За мечтами Амели едва не прокараулила миндальные корзинки. Спохватилась, ухватила заслонку и вытащила противень. Невольно залюбовалась, глядя на идеальные ровные формы, запеченные до безупречной золотистой корочки. Рыжевато-коричневой у самого краешка. Внутри все ликовало, едва не звучали фанфары. Что может быть лучше идеально выполненной работы? Когда получаешь ровно то, что и должно быть?
Амели вынула корзинки из форм, составила на столе, чтобы остыли. А в печь отправилась очередная порция корзинок. Теперь совсем плоских, из пшеничной муки. Будут лимонные пироги с украшением из сливок и листиков свежей мяты. Амели вымесила сдобу, чувствуя, как тесто под пальцами становится податливым, эластичным. Положила в медный таз и поставила в тепло, накрыв влажной салфеткой.
Когда раздался знакомый шлепок мыльного пузыря, Амели только улыбнулась:
— Доброе утро, маленький брюзга!
Демон казался деланно хмурым, но завидущие глаза с жадностью шарили по столу. Он уже подкрадывался к корзинкам под шлепанье своих перепончатых крылышек. Любил печево до одури и неизменно воровал все, что плохо лежит, стоило отвернуться.
Амели выставила на стол таз со свежей вишней — тетка Соремонда еще вчера выбрала косточки, чтобы Амели не пачкала руки. Посмотрела на Орикада, поджав губы:
— Украдешь корзинку — пожалуюсь твоему господину. И будешь месяц заперт в пузыре! А Гасту будет швырять тебя по всему дому.
Волоски в бровях обиженно дрогнули:
— Не пожалуешься. Ты не такая злая.
Амели улыбнулась:
— Может и не пожалуюсь… если мы с тобой договоримся.
Демон насторожился:
— Это еще о чем?
Амели окинула взглядом несуразное голое тельце с трогательным сиреневым пушком. Орикад давно не вызывал такого ужаса, который внушил своим первым появлением. Он был забавным. И вовсе не таким пакостным и злым, как хотел казаться.
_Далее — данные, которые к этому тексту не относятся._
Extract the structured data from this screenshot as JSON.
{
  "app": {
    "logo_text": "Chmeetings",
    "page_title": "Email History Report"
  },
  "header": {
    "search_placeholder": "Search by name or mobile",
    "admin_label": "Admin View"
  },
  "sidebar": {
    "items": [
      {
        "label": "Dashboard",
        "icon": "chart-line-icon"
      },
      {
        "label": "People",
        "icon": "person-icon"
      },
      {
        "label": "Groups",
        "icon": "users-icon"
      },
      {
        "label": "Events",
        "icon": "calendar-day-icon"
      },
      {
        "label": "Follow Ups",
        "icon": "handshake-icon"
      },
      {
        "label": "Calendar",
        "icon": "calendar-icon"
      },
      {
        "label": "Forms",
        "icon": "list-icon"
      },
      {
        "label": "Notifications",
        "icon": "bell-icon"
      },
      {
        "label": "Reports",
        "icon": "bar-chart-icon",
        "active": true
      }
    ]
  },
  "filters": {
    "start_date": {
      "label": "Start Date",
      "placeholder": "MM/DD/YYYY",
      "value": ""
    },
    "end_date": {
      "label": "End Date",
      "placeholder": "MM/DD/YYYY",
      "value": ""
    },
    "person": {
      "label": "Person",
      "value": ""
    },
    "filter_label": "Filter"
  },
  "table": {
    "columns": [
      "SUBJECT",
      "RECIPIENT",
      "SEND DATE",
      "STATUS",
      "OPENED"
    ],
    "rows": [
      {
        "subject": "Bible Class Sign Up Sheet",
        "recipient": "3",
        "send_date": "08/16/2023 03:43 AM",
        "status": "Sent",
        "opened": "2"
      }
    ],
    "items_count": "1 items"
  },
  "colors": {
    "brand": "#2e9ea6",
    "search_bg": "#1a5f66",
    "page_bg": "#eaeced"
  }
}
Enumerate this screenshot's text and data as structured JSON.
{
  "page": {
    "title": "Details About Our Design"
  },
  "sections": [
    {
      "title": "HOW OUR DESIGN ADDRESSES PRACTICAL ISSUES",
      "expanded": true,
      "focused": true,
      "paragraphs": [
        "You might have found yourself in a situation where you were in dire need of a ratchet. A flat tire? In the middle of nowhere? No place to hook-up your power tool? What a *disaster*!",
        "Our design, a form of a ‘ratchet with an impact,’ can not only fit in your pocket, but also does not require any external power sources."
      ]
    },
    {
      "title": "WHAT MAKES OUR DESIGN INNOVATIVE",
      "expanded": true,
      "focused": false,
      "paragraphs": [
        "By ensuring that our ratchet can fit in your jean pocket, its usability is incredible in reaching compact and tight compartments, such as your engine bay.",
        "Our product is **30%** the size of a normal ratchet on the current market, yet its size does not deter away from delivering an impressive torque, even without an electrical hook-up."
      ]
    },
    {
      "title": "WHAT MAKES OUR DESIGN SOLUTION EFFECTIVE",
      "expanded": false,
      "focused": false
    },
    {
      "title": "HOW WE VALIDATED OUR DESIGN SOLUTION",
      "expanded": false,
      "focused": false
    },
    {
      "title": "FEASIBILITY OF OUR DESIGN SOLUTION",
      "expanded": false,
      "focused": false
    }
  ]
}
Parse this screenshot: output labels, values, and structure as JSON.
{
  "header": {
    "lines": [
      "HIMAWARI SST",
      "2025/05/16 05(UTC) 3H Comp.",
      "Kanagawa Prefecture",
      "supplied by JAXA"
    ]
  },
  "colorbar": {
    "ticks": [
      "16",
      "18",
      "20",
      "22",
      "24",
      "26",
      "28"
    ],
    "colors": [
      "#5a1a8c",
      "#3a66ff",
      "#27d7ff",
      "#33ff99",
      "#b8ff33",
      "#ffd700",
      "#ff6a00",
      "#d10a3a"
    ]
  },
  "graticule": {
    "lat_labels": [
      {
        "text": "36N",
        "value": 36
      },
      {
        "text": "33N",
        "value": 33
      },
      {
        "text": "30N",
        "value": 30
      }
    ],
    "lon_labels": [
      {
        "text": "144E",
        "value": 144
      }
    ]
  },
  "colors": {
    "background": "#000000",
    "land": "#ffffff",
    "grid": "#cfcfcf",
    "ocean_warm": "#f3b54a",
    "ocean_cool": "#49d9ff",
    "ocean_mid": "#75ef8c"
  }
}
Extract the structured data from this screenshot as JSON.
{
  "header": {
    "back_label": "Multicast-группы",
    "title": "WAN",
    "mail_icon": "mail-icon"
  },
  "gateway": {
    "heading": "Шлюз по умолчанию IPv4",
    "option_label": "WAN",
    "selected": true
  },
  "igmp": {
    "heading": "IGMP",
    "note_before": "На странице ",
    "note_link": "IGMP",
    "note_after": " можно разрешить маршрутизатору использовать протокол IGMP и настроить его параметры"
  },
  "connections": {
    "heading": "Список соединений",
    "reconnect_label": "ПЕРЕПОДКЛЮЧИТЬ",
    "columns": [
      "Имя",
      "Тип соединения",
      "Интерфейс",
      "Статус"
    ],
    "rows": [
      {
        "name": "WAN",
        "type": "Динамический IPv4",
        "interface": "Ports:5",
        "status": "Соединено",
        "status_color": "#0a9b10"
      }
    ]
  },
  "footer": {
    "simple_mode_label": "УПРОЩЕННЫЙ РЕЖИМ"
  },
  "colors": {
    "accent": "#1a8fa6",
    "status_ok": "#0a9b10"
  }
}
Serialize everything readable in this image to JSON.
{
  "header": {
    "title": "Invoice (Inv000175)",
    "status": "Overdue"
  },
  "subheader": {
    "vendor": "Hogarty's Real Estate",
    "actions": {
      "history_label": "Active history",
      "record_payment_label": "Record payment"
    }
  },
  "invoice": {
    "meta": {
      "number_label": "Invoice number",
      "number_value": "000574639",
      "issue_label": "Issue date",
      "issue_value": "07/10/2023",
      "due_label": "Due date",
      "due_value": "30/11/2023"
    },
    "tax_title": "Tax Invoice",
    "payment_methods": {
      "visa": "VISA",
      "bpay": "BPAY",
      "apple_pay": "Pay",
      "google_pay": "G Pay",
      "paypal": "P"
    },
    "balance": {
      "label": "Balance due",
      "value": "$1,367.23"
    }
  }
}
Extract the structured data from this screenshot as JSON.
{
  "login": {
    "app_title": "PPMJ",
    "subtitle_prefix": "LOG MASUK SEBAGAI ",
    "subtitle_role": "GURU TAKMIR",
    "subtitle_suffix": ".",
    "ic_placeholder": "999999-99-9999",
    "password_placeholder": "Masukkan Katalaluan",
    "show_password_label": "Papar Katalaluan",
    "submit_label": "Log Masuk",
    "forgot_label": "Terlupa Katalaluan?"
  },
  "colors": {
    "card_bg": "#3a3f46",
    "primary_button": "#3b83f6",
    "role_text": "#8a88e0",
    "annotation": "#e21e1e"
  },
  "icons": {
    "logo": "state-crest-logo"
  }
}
— Я стану оставлять тебе пирожные, а ты немедленно наденешь панталоны. Как и положено в приличном доме.
Демон вытаращил глаза. Они стали огромными, как блюдца.
— Я — демон! Колдовская сущность! Мне не положены какие-то там панталоны.
Амели пожала плечами:
— Ну, как знаешь, колдовская сущность. Тогда ступай, ничего не получишь. А станешь воровать — пожалуюсь.
Орикад сцепил ручонки на груди, надулся. Какое-то время возмущенно пыхтел, но все же исчез. Амели лишь улыбнулась. Наверняка знала, что он снова появится и начнет торговаться. Но панталоны отныне останутся неизменным условием. Это было прекрасной идеей. И даже Феррандо не посмеет возражать.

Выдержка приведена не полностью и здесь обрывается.